How to use a Photo Mask in Photoshop
Yikes! This Carnival mask is scary! If I am totally honest, I have to say that the trepidation I feel looking at this mask equals the fear I experienced when I initially heard about Photoshop masks. I just wanted to look away and pretend they weren’t there. Since that time, however, I have learned to love masks; and I now use them in my workflow every single day.
So what ARE masks?
When would you use a mask?
You would use a mask on a layer when you want to hide portions of that layer and to reveal the layer below.
How do you add a mask?
Select your desired layer to make it active, then click on the mask icon (gray rectangle with a light gray circle in the middle) which is located at the bottom of the Layers Panel.
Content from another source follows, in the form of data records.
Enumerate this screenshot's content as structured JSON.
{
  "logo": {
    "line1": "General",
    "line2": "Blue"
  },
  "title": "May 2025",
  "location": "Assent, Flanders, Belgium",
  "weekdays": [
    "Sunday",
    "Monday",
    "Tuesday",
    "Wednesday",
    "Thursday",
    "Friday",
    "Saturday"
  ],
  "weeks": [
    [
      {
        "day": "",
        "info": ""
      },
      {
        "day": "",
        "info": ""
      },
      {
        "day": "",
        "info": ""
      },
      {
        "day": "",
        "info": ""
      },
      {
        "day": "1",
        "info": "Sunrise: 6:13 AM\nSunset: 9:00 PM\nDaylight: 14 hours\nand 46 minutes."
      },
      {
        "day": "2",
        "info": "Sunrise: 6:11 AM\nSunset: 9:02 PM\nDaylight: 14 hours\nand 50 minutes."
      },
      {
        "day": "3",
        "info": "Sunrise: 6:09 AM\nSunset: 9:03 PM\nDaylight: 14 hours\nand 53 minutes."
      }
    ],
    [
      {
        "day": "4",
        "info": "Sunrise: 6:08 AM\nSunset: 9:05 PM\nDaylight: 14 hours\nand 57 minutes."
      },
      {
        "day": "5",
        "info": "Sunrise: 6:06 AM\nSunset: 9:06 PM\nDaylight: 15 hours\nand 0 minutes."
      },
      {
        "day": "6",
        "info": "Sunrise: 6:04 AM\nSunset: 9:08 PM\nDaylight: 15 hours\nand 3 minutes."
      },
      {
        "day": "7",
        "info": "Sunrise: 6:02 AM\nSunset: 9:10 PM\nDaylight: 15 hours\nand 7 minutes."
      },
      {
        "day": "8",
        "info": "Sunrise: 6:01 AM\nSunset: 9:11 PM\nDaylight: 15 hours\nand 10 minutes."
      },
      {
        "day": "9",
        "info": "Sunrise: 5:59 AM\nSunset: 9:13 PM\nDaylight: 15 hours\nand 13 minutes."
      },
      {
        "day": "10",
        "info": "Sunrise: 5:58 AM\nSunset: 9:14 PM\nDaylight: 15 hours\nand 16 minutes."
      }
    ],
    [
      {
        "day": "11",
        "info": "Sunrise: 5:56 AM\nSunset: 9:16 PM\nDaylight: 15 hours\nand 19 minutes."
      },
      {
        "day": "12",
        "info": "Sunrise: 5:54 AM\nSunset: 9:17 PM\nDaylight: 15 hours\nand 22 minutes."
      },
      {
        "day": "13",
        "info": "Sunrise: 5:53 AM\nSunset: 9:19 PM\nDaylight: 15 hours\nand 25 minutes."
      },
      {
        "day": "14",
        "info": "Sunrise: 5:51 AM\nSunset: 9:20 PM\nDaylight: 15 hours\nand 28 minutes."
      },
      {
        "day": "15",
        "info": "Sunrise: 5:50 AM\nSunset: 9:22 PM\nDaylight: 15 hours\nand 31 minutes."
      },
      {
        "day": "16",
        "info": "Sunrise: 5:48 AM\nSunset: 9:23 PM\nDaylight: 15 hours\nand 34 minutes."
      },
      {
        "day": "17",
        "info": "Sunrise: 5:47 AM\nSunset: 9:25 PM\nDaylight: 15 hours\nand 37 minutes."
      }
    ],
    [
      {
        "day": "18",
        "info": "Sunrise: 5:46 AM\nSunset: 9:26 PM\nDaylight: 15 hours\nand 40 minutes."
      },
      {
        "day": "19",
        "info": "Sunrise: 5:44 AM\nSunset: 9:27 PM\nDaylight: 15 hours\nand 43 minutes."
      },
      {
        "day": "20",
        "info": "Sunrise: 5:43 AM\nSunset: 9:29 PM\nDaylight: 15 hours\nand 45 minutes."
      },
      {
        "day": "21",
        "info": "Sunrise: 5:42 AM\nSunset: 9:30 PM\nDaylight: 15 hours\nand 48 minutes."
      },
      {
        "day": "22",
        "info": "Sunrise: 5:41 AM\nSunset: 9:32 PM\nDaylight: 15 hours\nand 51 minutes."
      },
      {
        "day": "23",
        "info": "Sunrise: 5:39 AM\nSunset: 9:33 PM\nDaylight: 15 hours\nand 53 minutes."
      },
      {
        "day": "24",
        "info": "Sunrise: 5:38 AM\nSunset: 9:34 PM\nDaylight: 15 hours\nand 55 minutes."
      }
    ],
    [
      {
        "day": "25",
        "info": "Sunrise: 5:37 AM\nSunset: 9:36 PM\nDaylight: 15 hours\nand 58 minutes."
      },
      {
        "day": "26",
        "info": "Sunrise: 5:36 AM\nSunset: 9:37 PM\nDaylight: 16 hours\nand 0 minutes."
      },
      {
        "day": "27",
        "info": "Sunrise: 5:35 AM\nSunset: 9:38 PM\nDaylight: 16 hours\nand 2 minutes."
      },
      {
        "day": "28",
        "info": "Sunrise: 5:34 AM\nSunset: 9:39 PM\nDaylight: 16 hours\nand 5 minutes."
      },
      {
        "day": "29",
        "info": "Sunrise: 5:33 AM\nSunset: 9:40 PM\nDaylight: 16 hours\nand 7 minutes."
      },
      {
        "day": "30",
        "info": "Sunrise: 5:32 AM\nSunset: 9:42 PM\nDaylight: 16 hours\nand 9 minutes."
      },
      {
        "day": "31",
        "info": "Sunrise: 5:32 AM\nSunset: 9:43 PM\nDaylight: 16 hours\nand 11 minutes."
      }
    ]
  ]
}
In the image below, I have applied a layer mask to the layer named “sd_tma-p2.”
Masks appear as white documents linked to the selected layer. The white indicates the area of the image that is currently visible.
What next?
- Choose a brush. A hard-edged brush will result in hard edges on your mask, and a soft-edged brush will result in a soft edge. The type and size of brush will be dependent upon your needs.
- Confirm that your foreground color is black.
- Click on the mask to make it active. (Not the layer that the mask is on, but the white mask itself.)
- Paint on your image to create transparency. In simpler terms, paint away what you wish to remove in your image. The area you are painting away will be reflected on your mask as the color black.
Tip:
- If you wish to create only partial transparency, paint with a shade of gray.
- If you make a mistake, change your foreground color to white, and paint over your mistake.
For demonstration purposes, I have placed a solid layer of red beneath the masked “sd_tma-p2.” I selected a soft-edged brush and clicked once on my paper. In the mask, you can now see a black soft-edged circle, which is the area of transparency I have created in my paper that is now allowing the red below to show through.
You might wonder why one would choose to use a mask, rather than just the eraser tool to remove an unwanted object.
Using the eraser tool on an image is a destructive way of working. The eraser will affect your original document. If you make a mistake, you cannot recover the pixels you have lost (unless you catch it right away and use Control + Z to Undo, but you don’t want to have to rely on that).
Using a mask is a non-destructive way of working. If you make a mistake, by changing your foreground color to white, as mentioned above, you can paint over your mistake to recover the pixels you lost.
Working non-destructively is always best!